There are strict time limits for intimation of the extract QA and extract decree of divorce (or the equivalent order for divorce from a court in a different country) and the consequences of missing those can be devastating.

Pension Sharing Orders – what are they and when can they be used?

A Pension sharing order (PSO) can be sought by a spouse in an action for divorce and financial provision in Scotland in respect of UK pension benefits. It is important to note that the party who seeks the pension share in their favour must formally crave the PSO. Even if a party wishes to share their pensions with the other spouse in partial satisfaction of their claim it is incompetent to seek a PSO to be made against themselves.

The formal crave for a pension sharing order may be framed as a percentage of the pension or as a fixed sum.

How are UK pension benefits valued in Scotland and how are the amounts or proportions contained in QAs or PSOs arrived at?

Where a party's assets include UK pension benefits, I would expect to see a Cash Equivalent Transfer Value (CETV) or Cash Equivalent Value (CEV) of any pension benefits that were held at the date of separation whether the matter is being negotiated or litigated. If those pension benefits were accrued wholly or partly before the parties were married then the CETV should be apportioned to reflect the proportion which built up during the marriage. The formula for apportionment is set out in legislation.

In simple terms, a CETV or CEV is the capital value of the spouse's interest in a pension fund at the date of separation. This is calculated by the pension administrators and is equivalent to the cost to replace those benefits. When the pensions are occupational schemes rather than personal pensions there may be contributions by the employer as well as the employee. State pensions, however, do not tend to be considered.

The CETVs or CEVs will normally be taken into account when considering how to share the net matrimonial assets between the parties. Pensions do not have to be shared and their values may be offset against other assets either in litigation or negotiation. If there is to be pension sharing, the way in which they are to be shared will be either agreed or determined by the court. The amount or percentage to be shared will usually be ascertained with reference to the division of other assets.

Can the value of French pensions be capitalised or taken into account when divorcing in Scotland?

To date, there is no authority on this point. I have had expert reports from an experienced actuary in Scotland, however, who has calculated a capital value of different types of French pensions in a litigated case. That actuary was able to apply similar methodology to the matter of valuation that would be used when dealing with UK pensions.

Competing arguments were advanced, however, to the effect that the value of an AGIRC-ARRCO scheme which is sometimes described as a "compulsory supplementary pension" or a French public pension could not and should not be capitalised. There were various reasons given for this, including that the pension could not be shared and there was also reference to death benefits that may be payable to a spouse or an ex-spouse in the event of the member's death. Reference was also made to the proposed reform of the retirement system in France.
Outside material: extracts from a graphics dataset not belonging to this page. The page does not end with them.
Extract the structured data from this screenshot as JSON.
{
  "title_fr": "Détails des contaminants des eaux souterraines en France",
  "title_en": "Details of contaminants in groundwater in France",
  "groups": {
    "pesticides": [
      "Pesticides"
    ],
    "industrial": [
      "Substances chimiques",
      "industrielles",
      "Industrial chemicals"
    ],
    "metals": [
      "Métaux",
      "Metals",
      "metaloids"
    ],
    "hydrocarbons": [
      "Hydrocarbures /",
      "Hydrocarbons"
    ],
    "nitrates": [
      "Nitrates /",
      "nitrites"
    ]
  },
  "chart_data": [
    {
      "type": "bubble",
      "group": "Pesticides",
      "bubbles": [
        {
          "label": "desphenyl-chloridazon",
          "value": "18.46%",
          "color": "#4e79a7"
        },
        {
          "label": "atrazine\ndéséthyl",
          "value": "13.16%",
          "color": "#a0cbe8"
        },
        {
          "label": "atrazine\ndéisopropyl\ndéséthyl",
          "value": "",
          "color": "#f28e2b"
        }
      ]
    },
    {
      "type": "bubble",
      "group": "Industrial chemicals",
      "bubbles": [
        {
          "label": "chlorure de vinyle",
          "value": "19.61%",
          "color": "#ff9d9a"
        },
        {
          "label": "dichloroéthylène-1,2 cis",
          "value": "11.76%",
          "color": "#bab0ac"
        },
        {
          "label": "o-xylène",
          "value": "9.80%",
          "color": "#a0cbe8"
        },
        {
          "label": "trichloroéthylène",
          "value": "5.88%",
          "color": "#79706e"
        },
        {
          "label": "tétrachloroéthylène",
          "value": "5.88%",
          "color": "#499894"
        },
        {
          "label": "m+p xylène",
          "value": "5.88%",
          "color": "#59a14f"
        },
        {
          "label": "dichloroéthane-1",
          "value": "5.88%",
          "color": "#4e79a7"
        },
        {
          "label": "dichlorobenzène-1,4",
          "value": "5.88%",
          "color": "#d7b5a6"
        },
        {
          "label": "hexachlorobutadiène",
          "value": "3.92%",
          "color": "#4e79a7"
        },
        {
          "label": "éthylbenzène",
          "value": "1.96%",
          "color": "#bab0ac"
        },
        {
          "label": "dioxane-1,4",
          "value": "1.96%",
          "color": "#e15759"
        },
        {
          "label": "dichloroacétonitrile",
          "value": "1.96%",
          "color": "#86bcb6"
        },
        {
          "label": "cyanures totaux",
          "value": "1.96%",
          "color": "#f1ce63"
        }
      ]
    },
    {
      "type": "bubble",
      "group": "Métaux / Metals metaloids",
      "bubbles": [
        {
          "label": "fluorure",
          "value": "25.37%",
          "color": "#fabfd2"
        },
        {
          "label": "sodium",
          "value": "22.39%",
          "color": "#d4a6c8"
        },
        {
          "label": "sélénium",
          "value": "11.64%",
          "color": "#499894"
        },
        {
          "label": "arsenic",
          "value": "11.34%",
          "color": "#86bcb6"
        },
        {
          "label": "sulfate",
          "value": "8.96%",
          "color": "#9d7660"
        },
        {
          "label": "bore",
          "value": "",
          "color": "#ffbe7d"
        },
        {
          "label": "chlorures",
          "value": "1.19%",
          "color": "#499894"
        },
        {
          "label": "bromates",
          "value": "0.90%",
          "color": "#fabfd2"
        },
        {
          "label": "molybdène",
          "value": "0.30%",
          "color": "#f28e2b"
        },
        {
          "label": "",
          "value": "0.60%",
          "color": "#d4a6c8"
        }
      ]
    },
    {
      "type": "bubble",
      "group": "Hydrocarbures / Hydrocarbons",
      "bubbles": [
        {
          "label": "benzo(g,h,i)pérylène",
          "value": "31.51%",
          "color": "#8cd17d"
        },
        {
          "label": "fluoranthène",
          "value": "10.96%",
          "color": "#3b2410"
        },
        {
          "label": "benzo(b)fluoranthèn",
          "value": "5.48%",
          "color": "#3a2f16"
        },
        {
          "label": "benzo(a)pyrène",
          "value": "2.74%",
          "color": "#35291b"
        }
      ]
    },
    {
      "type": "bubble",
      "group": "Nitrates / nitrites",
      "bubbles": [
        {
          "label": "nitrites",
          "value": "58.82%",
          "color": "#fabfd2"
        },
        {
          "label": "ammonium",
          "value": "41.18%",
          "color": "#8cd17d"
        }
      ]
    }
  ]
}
A distinction was drawn between the different types of pensions in that case. A RECOSUP pension, which was described as a private plan or Plan Epargne Retraite (PER), which was subscribed by the member and their employer. While it was not accepted that the value of a PER should be capitalised as such, there was recognition that in a "community of assets" regime (the default regime applicable on divorce in France if parties have not opted for a different pre-nuptial arrangement) the pension would not be shared between them but that the value should be shared or taken into account.

These arguments may well require to be determined by the Scottish courts in the future. What is clear in the meantime is that advice should be sought in both jurisdictions and consideration should be given to the best forum to deal with the financial issues arising from a separation, if it is possible to use either.